Solved math problem of the day ;) Hooray!

[abstauber]

If just somebody would have told me back then, that I'd actually need this stuff. 

Anyhow: I need to calculate points on the diagonal of this rectangle. I know rectangle's size and coordinates, I even found a formula to calculate the length of the diagonal, but nothing for finding points on it.

So can anyone help me to find e.g. this marked blue cross at the given arrow?


edit: y = [(x - x1)(y2 - y1)]/(x2 - x1) + y1

Pleeeasse??

[Gilbert]

Depends on how you want the formula to be.

As you already know the coordinates of the two opposite vertices of the rectangle it's quite easy.

Say, the two vertices are (x1, y1) and (x2, y2). Then, the equation of the diagonal can be easily derived as:
(y-y1)/(x-x1)=(y2-y1)/(x2-x1)
1. If you say, know the x-coordinate of the point on the diagonal, you can derive a formula to find the respective y coordinate by making y the subject:
y = [(x - x1)(y2 - y1)]/(x2 - x1) + y1
If you want to find x from y instead you can make x the subject in a similar way.
(and for obvious reasons, if the diagonal is vertical or horizontal you may bring special attention)
2. If you know the ratio of how the the point cuts the diagoal you don't even need the equation. Just do a linear interpolation. Say, if the point (x, y) on the diagonal divides the diagonal in a ratio a:b just do:
x = (b x1 + a x2)/(a + b)
y = (b y1 + a y2)/(a + b)

[bicilotti]

What Gilbet said.

I think that probably calculating the m (i.e. the slope of the diagonal), storing it somewhere and repeatedly using it with method 2 would be the better option.

From a computational point of view, I wonder if there are cases where an arc sin/cos would be faster than interpolation.

[Gilbert]

Depends on how frequently the thing is done. Unless for intensive usage it doesn't really matter using either method (even with trigonometric functions as mentioned).

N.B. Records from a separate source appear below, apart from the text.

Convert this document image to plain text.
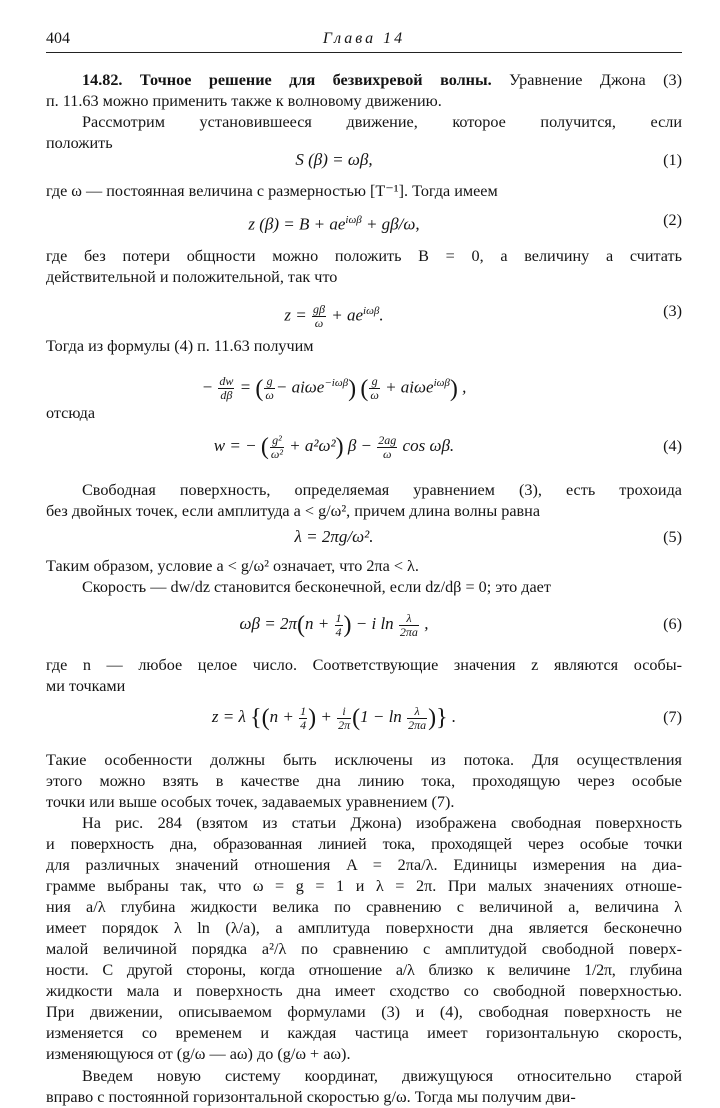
404	Глава 14
14.82. Точное решение для безвихревой волны. Уравнение Джона (3)
п. 11.63 можно применить также к волновому движению.
Рассмотрим установившееся движение, которое получится, если
положить
S (β) = ωβ,	(1)
где ω — постоянная величина с размерностью [T⁻¹]. Тогда имеем
z $(\beta) = B + ae^{i\omega\beta} + g\beta/\omega$,	(2)
где без потери общности можно положить B = 0, а величину a считать
действительной и положительной, так что
$z = \frac{g\beta}{\omega} + ae^{i\omega\beta}$.	(3)
Тогда из формулы (4) п. 11.63 получим
− $\frac{dw}{d\beta}$ = ( $\frac{g}{\omega} - ai\omega e^{-i\omega\beta}$) ( $\frac{g}{\omega} + ai\omega e^{i\omega\beta}$) ,
отсюда
w = − ( $\frac{\text{g²}}{\text{ω²}} + a^2\omega^2$) $\beta - \frac{2ag}{\omega}$ cos ωβ.	(4)
Свободная поверхность, определяемая уравнением (3), есть трохоида
без двойных точек, если амплитуда a < g/ω², причем длина волны равна
λ = 2πg/ω².	(5)
Таким образом, условие a < g/ω² означает, что 2πa < λ.
Скорость — dw/dz становится бесконечной, если dz/dβ = 0; это дает
$\omega\beta = 2\pi(n + \frac{1}{4}$ ) − i $\ln \frac{\lambda}{2\pi a}$ ,	(6)
где n — любое целое число. Соответствующие значения z являются особы-
ми точками
z = λ {($n + \frac{1}{4}$ ) + $\frac{i}{2\pi} (1 - \ln \frac{\lambda}{2\pi a}$ )} .	(7)
Такие особенности должны быть исключены из потока. Для осуществления
этого можно взять в качестве дна линию тока, проходящую через особые
точки или выше особых точек, задаваемых уравнением (7).
На рис. 284 (взятом из статьи Джона) изображена свободная поверхность
и поверхность дна, образованная линией тока, проходящей через особые точки
для различных значений отношения A = 2πa/λ. Единицы измерения на диа-
грамме выбраны так, что ω = g = 1 и λ = 2π. При малых значениях отноше-
ния a/λ глубина жидкости велика по сравнению с величиной a, величина λ
имеет порядок λ ln (λ/a), а амплитуда поверхности дна является бесконечно
малой величиной порядка a²/λ по сравнению с амплитудой свободной поверх-
ности. С другой стороны, когда отношение a/λ близко к величине 1/2π, глубина
жидкости мала и поверхность дна имеет сходство со свободной поверхностью.
При движении, описываемом формулами (3) и (4), свободная поверхность не
изменяется со временем и каждая частица имеет горизонтальную скорость,
изменяющуюся от (g/ω — aω) до (g/ω + aω).
Введем новую систему координат, движущуюся относительно старой
вправо с постоянной горизонтальной скоростью g/ω. Тогда мы получим дви-
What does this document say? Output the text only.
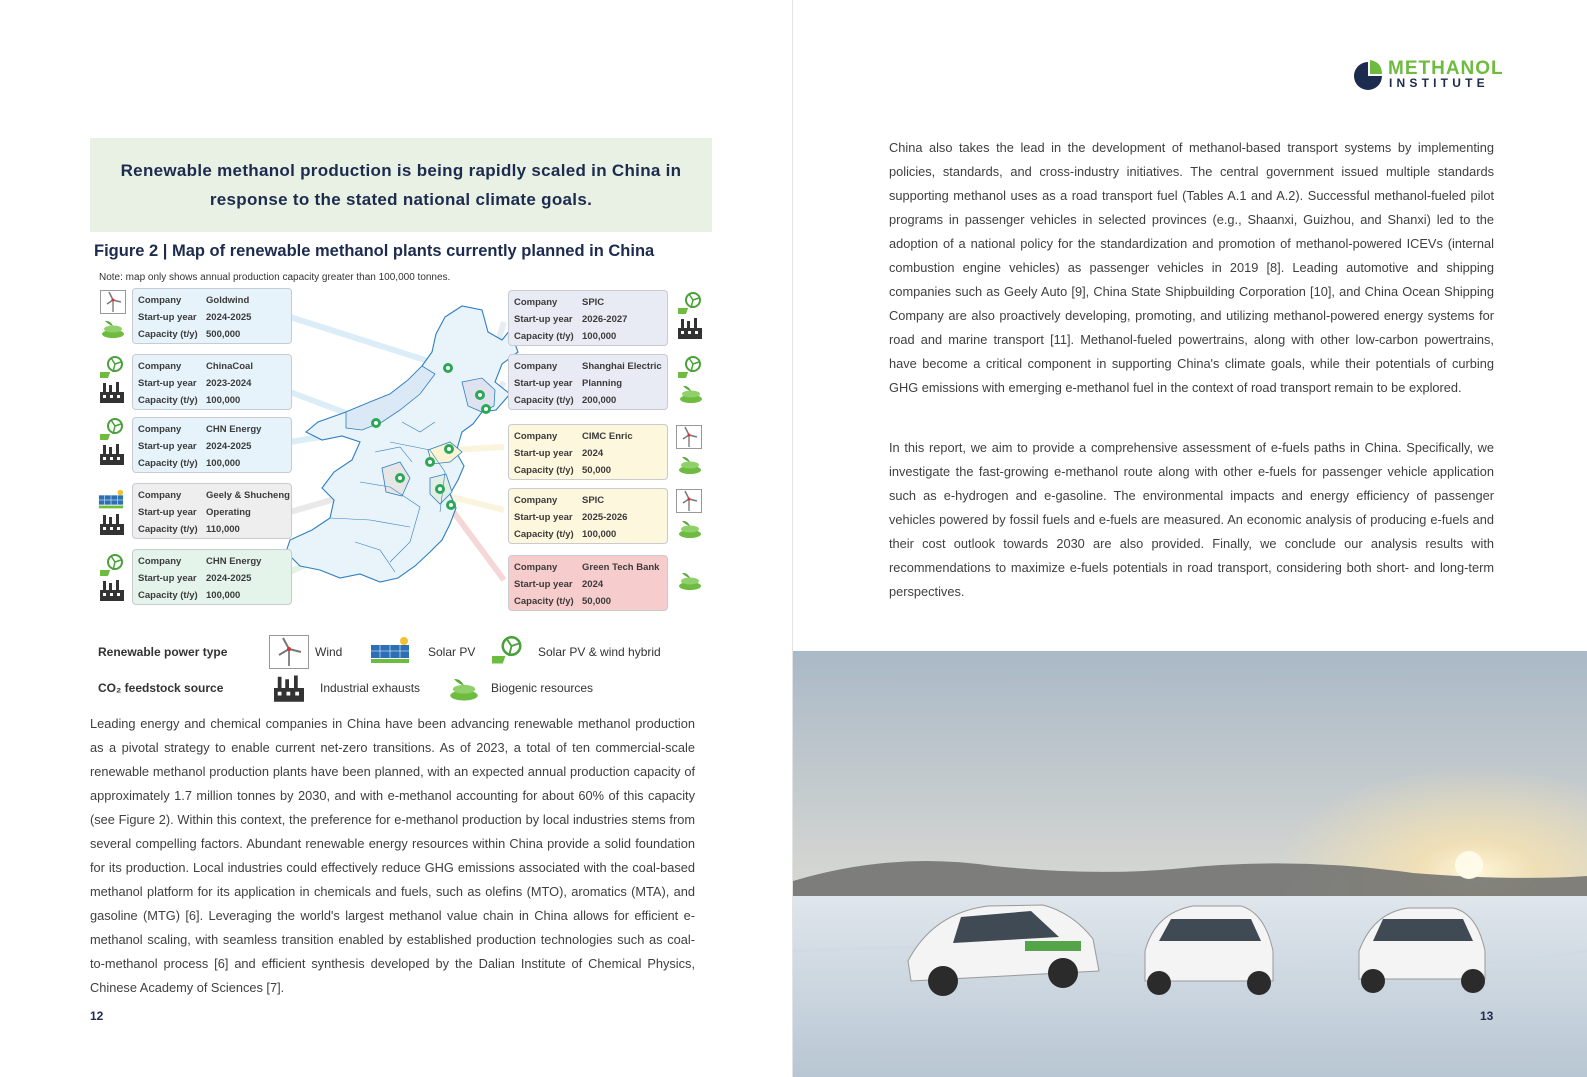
Renewable methanol production is being rapidly scaled in China in response to the stated national climate goals.
Figure 2 | Map of renewable methanol plants currently planned in China
Note: map only shows annual production capacity greater than 100,000 tonnes.
Company	Goldwind
Start-up year 2024-2025
Capacity (t/y) 500,000
Company	ChinaCoal
Start-up year 2023-2024
Capacity (t/y) 100,000
Company	CHN Energy
Start-up year 2024-2025
Capacity (t/y) 100,000
Company	Geely & Shucheng
Start-up year Operating
Capacity (t/y) 110,000
Company	CHN Energy
Start-up year 2024-2025
Capacity (t/y) 100,000
Company	SPIC
Start-up year 2026-2027
Capacity (t/y) 100,000
Company	Shanghai Electric
Start-up year Planning
Capacity (t/y) 200,000
Company	CIMC Enric
Start-up year 2024
Capacity (t/y) 50,000
Company	SPIC
Start-up year 2025-2026
Capacity (t/y) 100,000
Company	Green Tech Bank
Start-up year 2024
Capacity (t/y) 50,000
Renewable power type	Wind	Solar PV	Solar PV & wind hybrid
CO₂ feedstock source	Industrial exhausts	Biogenic resources
Leading energy and chemical companies in China have been advancing renewable methanol production as a pivotal strategy to enable current net-zero transitions. As of 2023, a total of ten commercial-scale renewable methanol production plants have been planned, with an expected annual production capacity of approximately 1.7 million tonnes by 2030, and with e-methanol accounting for about 60% of this capacity (see Figure 2). Within this context, the preference for e-methanol production by local industries stems from several compelling factors. Abundant renewable energy resources within China provide a solid foundation for its production. Local industries could effectively reduce GHG emissions associated with the coal-based methanol platform for its application in chemicals and fuels, such as olefins (MTO), aromatics (MTA), and gasoline (MTG) [6]. Leveraging the world's largest methanol value chain in China allows for efficient e-methanol scaling, with seamless transition enabled by established production technologies such as coal-to-methanol process [6] and efficient synthesis developed by the Dalian Institute of Chemical Physics, Chinese Academy of Sciences [7].
12
METHANOL
INSTITUTE
China also takes the lead in the development of methanol-based transport systems by implementing policies, standards, and cross-industry initiatives. The central government issued multiple standards supporting methanol uses as a road transport fuel (Tables A.1 and A.2). Successful methanol-fueled pilot programs in passenger vehicles in selected provinces (e.g., Shaanxi, Guizhou, and Shanxi) led to the adoption of a national policy for the standardization and promotion of methanol-powered ICEVs (internal combustion engine vehicles) as passenger vehicles in 2019 [8]. Leading automotive and shipping companies such as Geely Auto [9], China State Shipbuilding Corporation [10], and China Ocean Shipping Company are also proactively developing, promoting, and utilizing methanol-powered energy systems for road and marine transport [11]. Methanol-fueled powertrains, along with other low-carbon powertrains, have become a critical component in supporting China's climate goals, while their potentials of curbing GHG emissions with emerging e-methanol fuel in the context of road transport remain to be explored.
In this report, we aim to provide a comprehensive assessment of e-fuels paths in China. Specifically, we investigate the fast-growing e-methanol route along with other e-fuels for passenger vehicle application such as e-hydrogen and e-gasoline. The environmental impacts and energy efficiency of passenger vehicles powered by fossil fuels and e-fuels are measured. An economic analysis of producing e-fuels and their cost outlook towards 2030 are also provided. Finally, we conclude our analysis results with recommendations to maximize e-fuels potentials in road transport, considering both short- and long-term perspectives.
13
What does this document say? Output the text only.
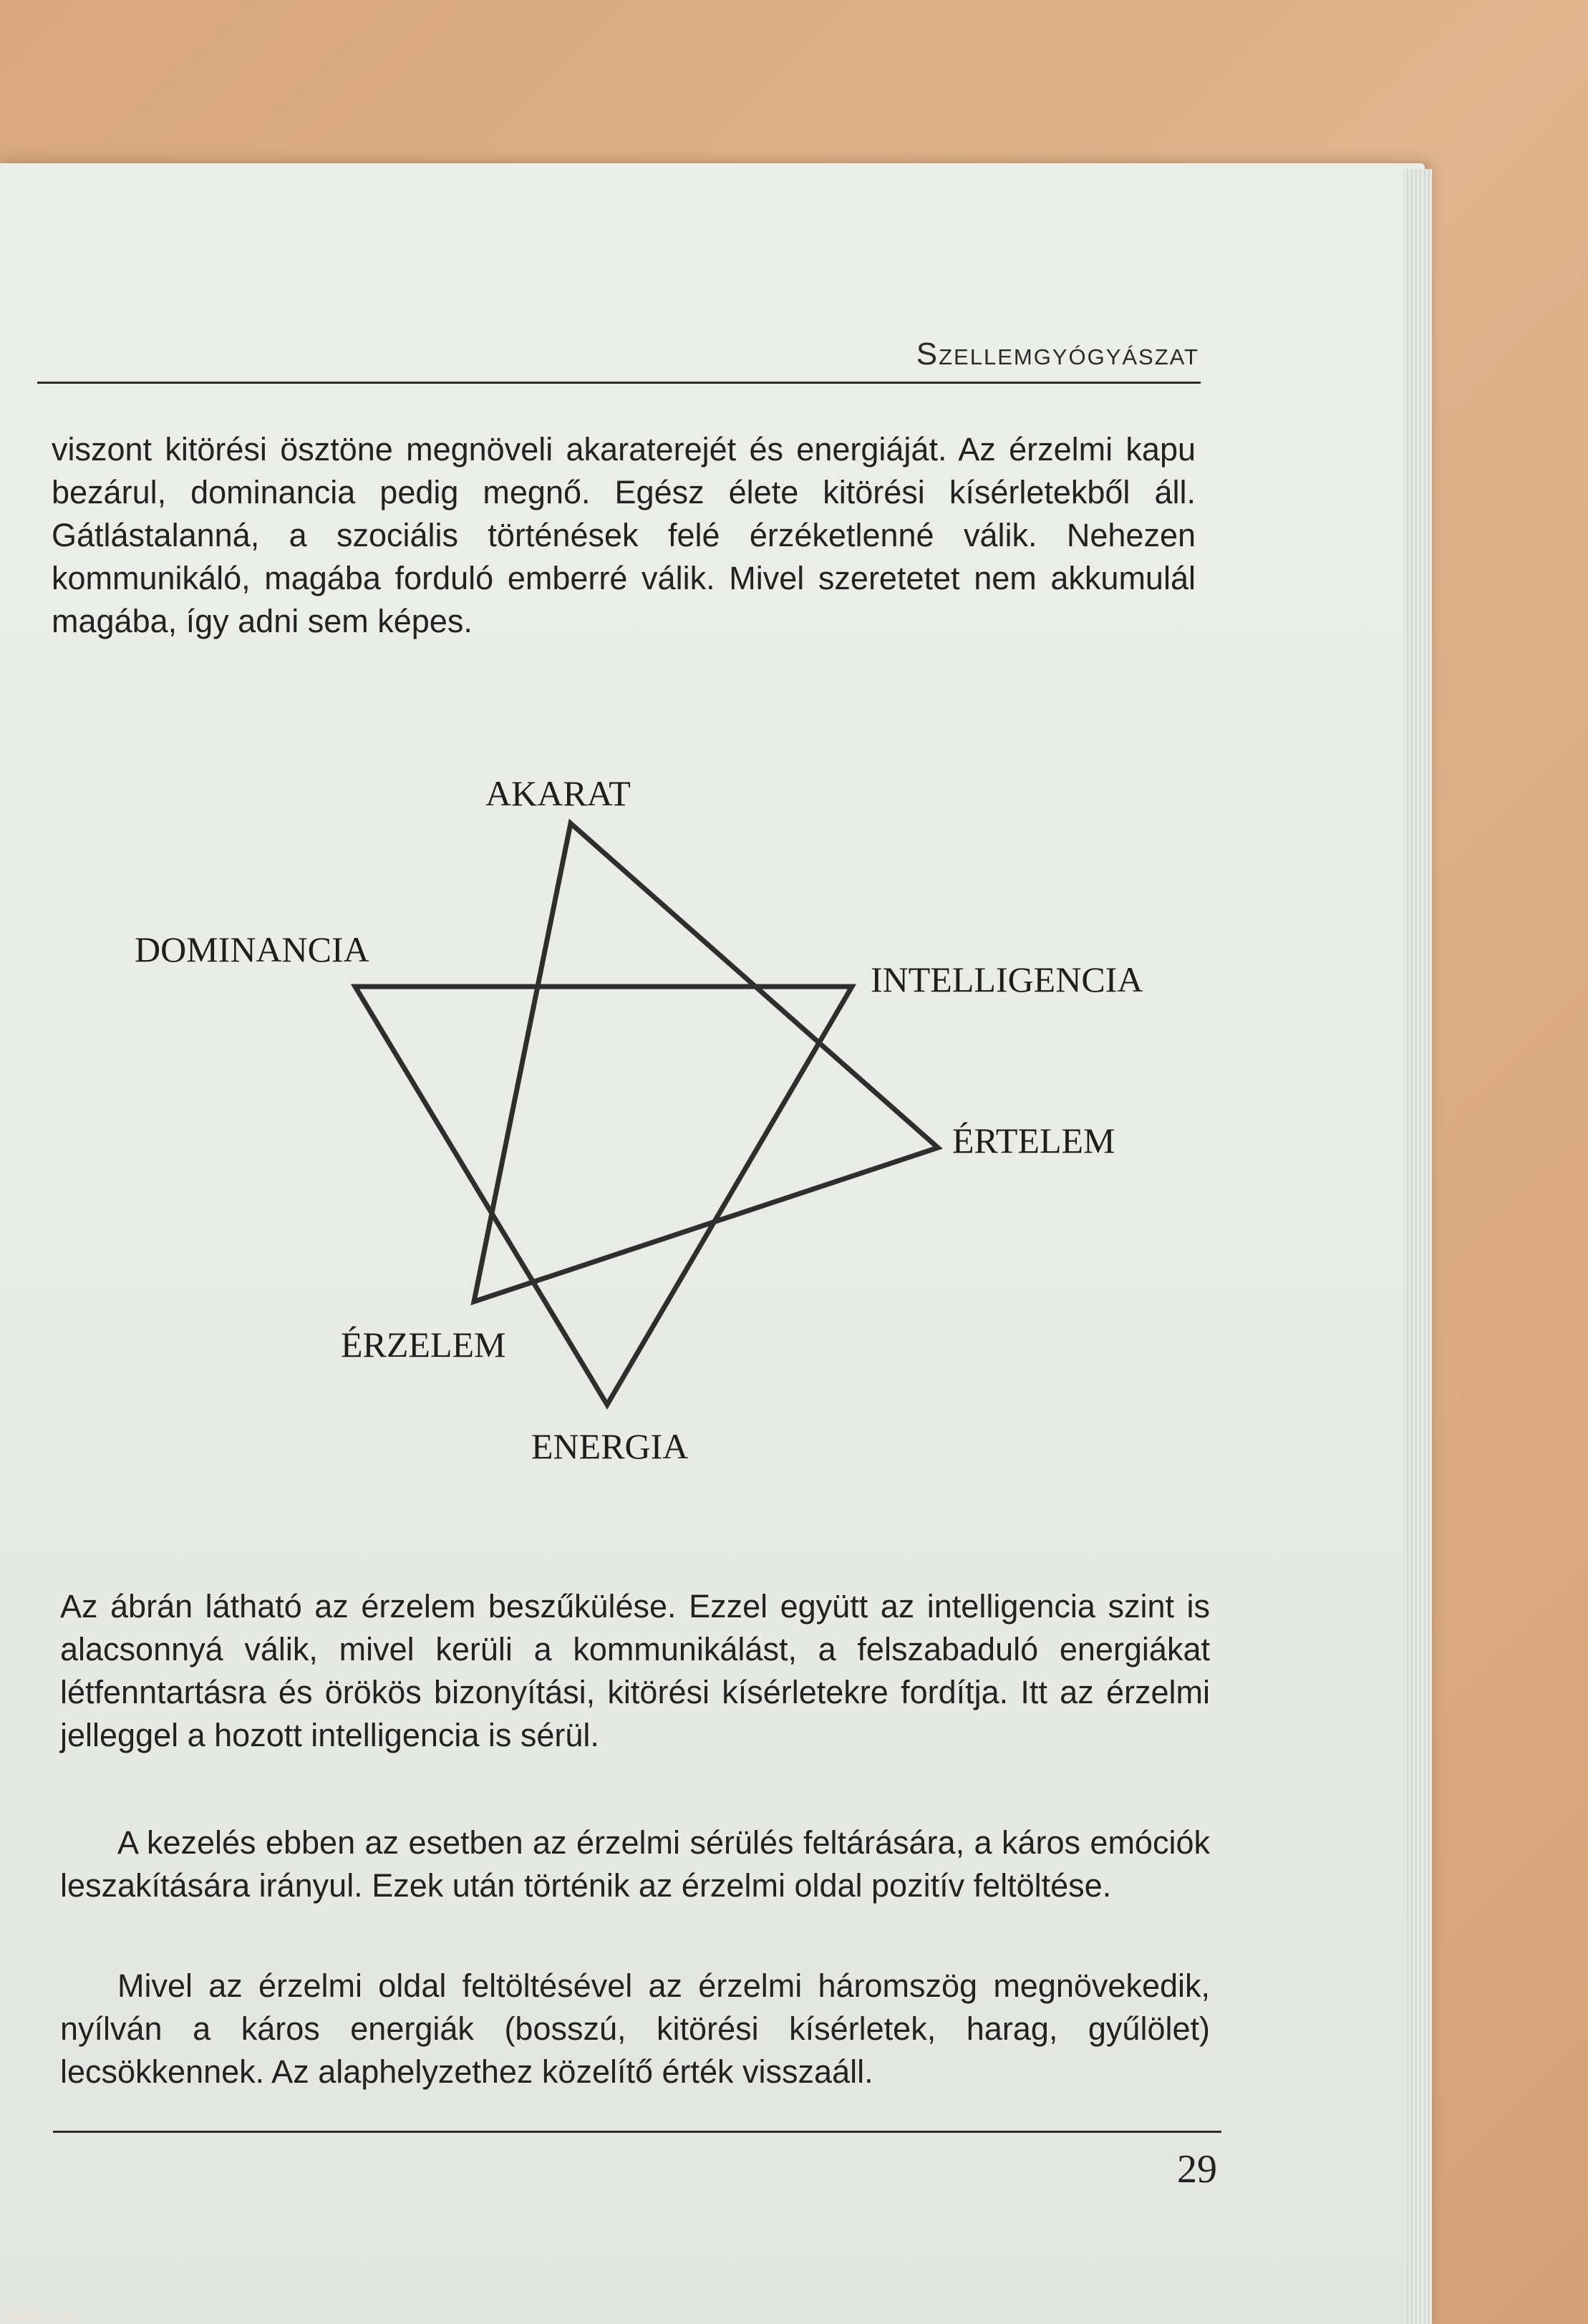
Szellemgyógyászat

viszont kitörési ösztöne megnöveli akaraterejét és energiáját. Az érzelmi kapu bezárul, dominancia pedig megnő. Egész élete kitörési kísérletekből áll. Gátlástalanná, a szociális történések felé érzéketlenné válik. Nehezen kommunikáló, magába forduló emberré válik. Mivel szeretetet nem akkumulál magába, így adni sem képes.

AKARAT
DOMINANCIA
INTELLIGENCIA
ÉRTELEM
ÉRZELEM
ENERGIA

Az ábrán látható az érzelem beszűkülése. Ezzel együtt az intelligencia szint is alacsonnyá válik, mivel kerüli a kommunikálást, a felszabaduló energiákat létfenntartásra és örökös bizonyítási, kitörési kísérletekre fordítja. Itt az érzelmi jelleggel a hozott intelligencia is sérül.

A kezelés ebben az esetben az érzelmi sérülés feltárására, a káros emóciók leszakítására irányul. Ezek után történik az érzelmi oldal pozitív feltöltése.

Mivel az érzelmi oldal feltöltésével az érzelmi háromszög megnövekedik, nyílván a káros energiák (bosszú, kitörési kísérletek, harag, gyűlölet) lecsökkennek. Az alaphelyzethez közelítő érték visszaáll.

29
Antikvarium.hu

Note that simple algebraic methods work even without floating point/decimal support. If you only need integer computations (in such case trigonometric functions are not practical) just make sure that you arrange the order of the calculations to make the division the final step to minimise the rounding errors.

[abstauber]

Yay, thanks guys!

I completely understand method 1... (or better I'm able to recreate it )

But as for method 2, which seems to be the better solution, I'm still a bit confused.
The rectangles always have the same size, so I'm able to calculate the slope (m), as bici advised.

repeatedly using it with method 2 would be the better

I know I have to talent for this

[Gilbert]

I think he just meant using the equation   y = mx + b (where m = (y2 - y1)/(x2 - x1)  and you can find the y-intercept  b  by substituting (x1, x2) into the equation), and if you know  x  you can find  y (and vice versa), though I'll say this is actually method 1.

[abstauber]

You are a life saver

Thanks a lot!

[InCreator]

/edit/ drats, I'll better make new thread
Glad you got help!